Впереди — наспех сколоченный шлагбаум у перекрестка. Группа бойцов роет окопы за кюветом. Завидев автоколонну, они втыкают лопаты в землю, берутся за винтовки,

У полосатого шлагбаума стоит невысокий командир в торчащей колом, темной от дождя плащ-палатке, Виднеются петлицы с лейтенантскими «кубарями» на вылинявшем воротнике. Он поправляет на груди автомат ППД, поднимает руку.

Визжат тормоза. Колонна резко останавливается. Лейтенант подходит к «эмке». Теперь видно, что он совсем молод, ему нет и двадцати пяти.

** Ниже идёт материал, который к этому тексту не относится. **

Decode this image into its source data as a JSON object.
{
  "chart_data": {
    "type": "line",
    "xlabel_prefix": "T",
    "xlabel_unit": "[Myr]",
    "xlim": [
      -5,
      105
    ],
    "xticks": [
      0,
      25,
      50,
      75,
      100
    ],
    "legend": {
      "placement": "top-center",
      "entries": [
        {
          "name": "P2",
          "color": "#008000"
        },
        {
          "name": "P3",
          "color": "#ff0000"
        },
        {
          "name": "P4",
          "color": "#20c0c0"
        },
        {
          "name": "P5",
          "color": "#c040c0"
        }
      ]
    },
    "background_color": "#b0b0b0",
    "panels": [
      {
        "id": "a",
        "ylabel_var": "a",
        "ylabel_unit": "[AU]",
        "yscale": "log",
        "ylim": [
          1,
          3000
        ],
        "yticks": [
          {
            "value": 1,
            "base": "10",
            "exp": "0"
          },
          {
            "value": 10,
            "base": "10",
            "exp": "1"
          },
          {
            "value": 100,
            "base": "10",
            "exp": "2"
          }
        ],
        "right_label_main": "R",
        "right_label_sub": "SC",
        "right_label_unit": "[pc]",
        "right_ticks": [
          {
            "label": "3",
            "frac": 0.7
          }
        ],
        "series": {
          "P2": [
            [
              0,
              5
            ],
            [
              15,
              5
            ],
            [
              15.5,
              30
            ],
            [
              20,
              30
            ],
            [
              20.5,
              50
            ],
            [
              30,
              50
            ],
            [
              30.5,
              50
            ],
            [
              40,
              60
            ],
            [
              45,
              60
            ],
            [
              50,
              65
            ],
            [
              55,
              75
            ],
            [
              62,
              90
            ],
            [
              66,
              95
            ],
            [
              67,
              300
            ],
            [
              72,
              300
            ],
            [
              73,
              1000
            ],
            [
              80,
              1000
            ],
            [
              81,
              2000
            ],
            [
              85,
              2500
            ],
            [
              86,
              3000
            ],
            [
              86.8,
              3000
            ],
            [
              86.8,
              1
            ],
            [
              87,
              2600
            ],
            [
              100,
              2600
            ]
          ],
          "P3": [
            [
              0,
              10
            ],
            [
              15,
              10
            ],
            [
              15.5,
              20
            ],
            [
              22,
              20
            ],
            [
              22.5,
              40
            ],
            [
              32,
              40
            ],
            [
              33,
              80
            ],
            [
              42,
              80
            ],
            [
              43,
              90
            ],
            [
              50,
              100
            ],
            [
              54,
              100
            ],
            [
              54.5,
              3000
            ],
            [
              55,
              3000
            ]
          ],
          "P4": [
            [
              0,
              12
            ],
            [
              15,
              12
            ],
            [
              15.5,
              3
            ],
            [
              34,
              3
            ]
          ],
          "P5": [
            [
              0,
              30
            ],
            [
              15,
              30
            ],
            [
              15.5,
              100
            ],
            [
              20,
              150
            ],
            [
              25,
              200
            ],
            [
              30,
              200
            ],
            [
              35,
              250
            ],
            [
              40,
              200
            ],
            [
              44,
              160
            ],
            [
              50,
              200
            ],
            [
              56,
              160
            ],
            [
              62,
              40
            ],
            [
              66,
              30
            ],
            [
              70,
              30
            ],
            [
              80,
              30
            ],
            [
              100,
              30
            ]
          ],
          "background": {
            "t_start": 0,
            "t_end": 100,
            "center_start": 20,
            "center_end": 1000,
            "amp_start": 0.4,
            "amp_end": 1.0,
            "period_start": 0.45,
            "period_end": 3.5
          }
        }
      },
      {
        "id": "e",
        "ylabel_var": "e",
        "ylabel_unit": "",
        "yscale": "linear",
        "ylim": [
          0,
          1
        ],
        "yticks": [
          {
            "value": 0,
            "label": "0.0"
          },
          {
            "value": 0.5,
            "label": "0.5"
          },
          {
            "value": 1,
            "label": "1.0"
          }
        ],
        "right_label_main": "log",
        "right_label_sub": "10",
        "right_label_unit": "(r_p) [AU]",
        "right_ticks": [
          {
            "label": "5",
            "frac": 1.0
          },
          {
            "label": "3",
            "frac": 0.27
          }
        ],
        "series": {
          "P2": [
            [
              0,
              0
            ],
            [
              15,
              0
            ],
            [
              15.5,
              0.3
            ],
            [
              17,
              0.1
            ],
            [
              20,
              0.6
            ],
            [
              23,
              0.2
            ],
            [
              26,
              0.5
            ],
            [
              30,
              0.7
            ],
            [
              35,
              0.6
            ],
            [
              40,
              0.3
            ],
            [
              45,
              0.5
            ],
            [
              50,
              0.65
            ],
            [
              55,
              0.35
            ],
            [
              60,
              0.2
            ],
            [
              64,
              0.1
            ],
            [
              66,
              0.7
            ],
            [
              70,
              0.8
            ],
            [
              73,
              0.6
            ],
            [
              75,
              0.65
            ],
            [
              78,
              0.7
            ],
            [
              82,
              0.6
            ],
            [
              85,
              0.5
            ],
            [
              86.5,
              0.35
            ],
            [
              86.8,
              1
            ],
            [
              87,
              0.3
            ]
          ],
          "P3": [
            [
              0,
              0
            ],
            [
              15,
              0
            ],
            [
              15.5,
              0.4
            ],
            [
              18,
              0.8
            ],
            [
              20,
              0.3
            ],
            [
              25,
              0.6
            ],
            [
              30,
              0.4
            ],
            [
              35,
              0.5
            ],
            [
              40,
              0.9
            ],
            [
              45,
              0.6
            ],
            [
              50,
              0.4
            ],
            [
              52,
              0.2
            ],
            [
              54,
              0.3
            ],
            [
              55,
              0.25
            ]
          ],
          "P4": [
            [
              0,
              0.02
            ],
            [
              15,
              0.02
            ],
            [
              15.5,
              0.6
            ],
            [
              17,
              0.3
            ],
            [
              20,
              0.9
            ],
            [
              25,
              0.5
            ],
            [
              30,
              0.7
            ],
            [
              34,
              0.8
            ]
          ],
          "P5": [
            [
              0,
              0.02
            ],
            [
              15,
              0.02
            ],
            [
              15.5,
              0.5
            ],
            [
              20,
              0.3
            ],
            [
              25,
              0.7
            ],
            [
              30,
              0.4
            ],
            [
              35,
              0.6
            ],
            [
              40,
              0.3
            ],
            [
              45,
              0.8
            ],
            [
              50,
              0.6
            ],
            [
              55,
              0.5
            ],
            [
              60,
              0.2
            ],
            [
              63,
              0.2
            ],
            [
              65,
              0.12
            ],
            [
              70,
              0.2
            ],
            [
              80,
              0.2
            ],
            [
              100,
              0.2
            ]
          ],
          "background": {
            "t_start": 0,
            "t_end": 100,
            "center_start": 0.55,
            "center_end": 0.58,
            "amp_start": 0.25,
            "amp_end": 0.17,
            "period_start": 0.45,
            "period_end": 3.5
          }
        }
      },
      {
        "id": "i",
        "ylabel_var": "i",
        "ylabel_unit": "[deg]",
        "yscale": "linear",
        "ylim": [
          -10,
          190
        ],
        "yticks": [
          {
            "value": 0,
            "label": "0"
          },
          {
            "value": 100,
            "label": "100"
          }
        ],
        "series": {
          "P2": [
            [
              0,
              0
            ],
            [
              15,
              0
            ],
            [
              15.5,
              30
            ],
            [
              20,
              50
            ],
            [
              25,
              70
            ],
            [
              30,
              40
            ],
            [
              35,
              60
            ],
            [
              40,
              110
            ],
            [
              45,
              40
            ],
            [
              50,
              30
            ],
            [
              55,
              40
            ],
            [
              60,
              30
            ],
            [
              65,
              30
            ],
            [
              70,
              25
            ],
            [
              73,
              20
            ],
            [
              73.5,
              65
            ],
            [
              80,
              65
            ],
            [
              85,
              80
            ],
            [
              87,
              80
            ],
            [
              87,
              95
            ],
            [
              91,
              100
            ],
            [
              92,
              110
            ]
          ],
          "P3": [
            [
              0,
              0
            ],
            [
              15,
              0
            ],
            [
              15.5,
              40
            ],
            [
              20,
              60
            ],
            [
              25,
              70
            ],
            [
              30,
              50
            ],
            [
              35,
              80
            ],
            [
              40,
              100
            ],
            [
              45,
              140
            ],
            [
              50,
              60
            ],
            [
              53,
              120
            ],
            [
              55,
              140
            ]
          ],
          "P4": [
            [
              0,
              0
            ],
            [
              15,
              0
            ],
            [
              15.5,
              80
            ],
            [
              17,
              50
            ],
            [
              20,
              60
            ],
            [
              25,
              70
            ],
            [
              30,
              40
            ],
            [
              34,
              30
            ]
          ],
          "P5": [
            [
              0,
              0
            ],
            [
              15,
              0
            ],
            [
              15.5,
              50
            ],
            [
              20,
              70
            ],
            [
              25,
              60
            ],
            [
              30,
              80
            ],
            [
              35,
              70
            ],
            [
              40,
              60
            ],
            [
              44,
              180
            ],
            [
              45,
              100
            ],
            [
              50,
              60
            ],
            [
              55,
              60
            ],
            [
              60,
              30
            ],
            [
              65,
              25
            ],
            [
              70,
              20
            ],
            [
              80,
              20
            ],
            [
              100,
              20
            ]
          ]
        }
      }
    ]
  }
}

Брови сдвинуты, мокрое от дождя лицо сурово, палец на спусковом крючке.

Полковник распахивает переднюю дверцу «эмки». Она жалобно скрипит в настороженной тишине. Лейтенант козыряет, буравя глазами полковника, говорит простуженным юношеским баском:

— Контрольно-пропускной пункт. Ваши документы!

Взгляд лейтенанта скользит по полковничьим «шпалам». Полковник светло-рус, моложав, лет сорока, не больше. Лицо открытое, со славянскими скулами, симпатичное, вроде русское лицо... На заднем сиденье сидит с отсутствующим видом, задумавшись, рассеянного вида подполковник лет тридцати пяти, Чернявый, широколицый, на фрица вовсе не похож...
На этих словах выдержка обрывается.